Search code examples
javajmsmessagingamqpqpid

How does AMQP retry connection work with failover?


I couldn't find a clear documentation on how the JMS client reconnect works with the failover logic. I consulted the following official docs, which correspond to the versions I'm using:

The JMS client specifies the following URI to have failover and retry:

String uri = new String("failover:(amqp://host1:5672,amqp://host2:5672)?&failover.maxReconnectAttempts=20");
javax.jms.ConnectionFactory connectionFactory = new org.apache.qpid.jms.JmsConnectionFactory(uri);
  • Is the failover.maxReconnectAttempts applied on each failover URI (i.e will retry 20 times on the first URI, and if it doesn't succeed to reconnect, will attempt another 20 times on the second URI; for me, the caveat here is that with the default maximum reconnect value which is -1, the client will retry indefinitely on the first URI, and therefore the failover logic will never reach the second URI), or is it round-robin on both URIs (i.e retries on the first URI once, then second URI also once, then back to the first, etc... for a total of 20 retries)? I will be testing this of course, however, is this behavior explained in the official standard?

  • Given that a client is engaged in sending or receiving a message and there is a connection problem with the broker on host1, will the send or receive operation be also retried? I expect that the underlying connection be retried, however, not sure about what happens with a send or receive operation. If the send/receive is not automatically retried, it means there will have to be another retry logic on the level of the send/receive (which I find very unlikely). Same as before, is this documented in the official standard?


Solution

  • There is no specification defined behavior for how an AMQP client manages failover so it will vary from one implementation to another. For the outdated version of Qpid JMS you are using the client I think (can't recall anymore) considers each attempt to connect to a remote URI a distinct attempt and therefore can miss URIs if you've configured fewer attempts than URIs to connect to.

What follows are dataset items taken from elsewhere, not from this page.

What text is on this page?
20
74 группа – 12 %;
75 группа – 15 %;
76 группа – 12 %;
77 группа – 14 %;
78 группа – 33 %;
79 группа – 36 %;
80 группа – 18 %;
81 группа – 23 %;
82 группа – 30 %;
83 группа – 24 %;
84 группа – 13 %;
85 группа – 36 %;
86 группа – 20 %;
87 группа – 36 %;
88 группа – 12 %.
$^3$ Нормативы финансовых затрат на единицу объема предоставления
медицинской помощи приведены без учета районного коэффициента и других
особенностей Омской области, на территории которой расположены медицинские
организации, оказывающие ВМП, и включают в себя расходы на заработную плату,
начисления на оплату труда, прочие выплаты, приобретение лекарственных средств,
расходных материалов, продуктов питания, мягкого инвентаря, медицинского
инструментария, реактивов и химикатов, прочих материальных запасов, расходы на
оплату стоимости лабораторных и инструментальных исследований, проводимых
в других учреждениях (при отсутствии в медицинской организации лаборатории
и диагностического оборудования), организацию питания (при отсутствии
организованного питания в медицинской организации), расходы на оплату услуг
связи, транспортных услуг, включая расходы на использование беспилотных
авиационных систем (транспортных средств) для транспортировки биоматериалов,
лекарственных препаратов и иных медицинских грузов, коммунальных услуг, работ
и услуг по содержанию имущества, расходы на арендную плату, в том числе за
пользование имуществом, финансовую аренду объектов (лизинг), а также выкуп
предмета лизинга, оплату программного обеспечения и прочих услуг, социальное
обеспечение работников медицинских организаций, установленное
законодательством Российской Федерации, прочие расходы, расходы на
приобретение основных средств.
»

    The failover retries logic was overhauled around v0.26.0 and is much more robust and predictable now so you really should move to the latest release soon to be 0.35.0

    How send and receive handling works varies depending on where in the process the connection dropped. Most of the time a send will be retried but there are a few small windows of time in which you might get an exception indicating that the send failed. For a receive things are more difficult because it is up to the remote to decide what happens to an unsettled delivery when the connection drops, it is within its rights to send that message someplace else.

    Even when using failover you need to handle JMS Exceptions and practice good coding methods as there is no such thing as fully transparent failover and you need to be prepared to react when something unexpected happens.